Makassar – Ratusan orang yang tergabung dalam Aliansi Mahasiswa dan Aliansi Masyarakat Aero (AMARA) menuntut PN Makassar pembatalan putusan pailit dan pemulihan hak-hak warga dengan menggelar aksi di depan gedung Pengadilan Negeri (PN) Makassar yang terletak di Jalan Kartini No.18/23, Kecamatan Ujung Pandang, Makassar, Sulsel.
“Apa sebenarnya keinginan Pengadilan Negeri (PN) Makassar sehingga terjadi perampasan hak tanpa proses PKPU yang sewajarnya,” kata Koordinator lapangan AMARA Muh Fajar Nur, Kamis (24/7) dalam aksinya.

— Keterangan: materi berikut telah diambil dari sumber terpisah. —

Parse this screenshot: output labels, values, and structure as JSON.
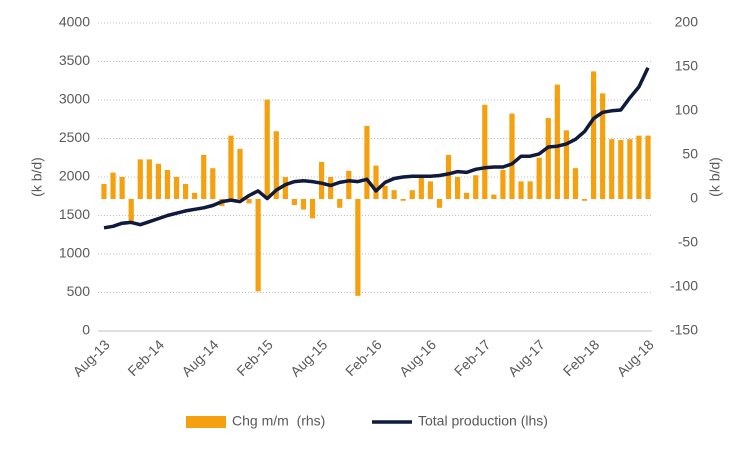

Adapun Unras (Demo) dilakukan setelah adanya putusan Pengadilan Niaga pada PN Makassar, Senin kemarin. Majelis hakim menyatakan PT Aero Multi Karya, developer perumahan Aerohome Estate telah pailit.
Menurut dia seharusnya PN jujur, terbuka dan mengangkat suara korban di atas kepentingan segelintir pihak, apalagi 135 unit rumah dari total 140 unit terancam disita perbankan.
Selain melakukan Unras di PN Makassar, pihaknya akan melaporkan beberapa pihak, seperti mengajukan kasasi ke Mahkamah Agung (MA), pengaduan etik kepada Dewan Kehormatan Himpunan Kurator dan Pengurus Indonesia (HKPI), laporan ke Komisi Yudisial, laporan ke Badan Pengawas MA, hingga laporan ke Komisi Pemberantasan Korupsi (KPK).
“Kami berkomitmen mengawal langkah hukum, konsolidasi massa, seratus mobilisasi aksi damai hingga cita-cita keadilan benar-benar terwujud,” tambahnya.
Aksi mereka pun diterima oleh Humas PN Makassar. Menurut Humas Pengadilan Negeri aspirasi mahasiswa dan warga akan disampaikan langsung kepada Ketua Pengadilan Negeri Makassar. Pihak pengadilan meminta surat resmi untuk audensi.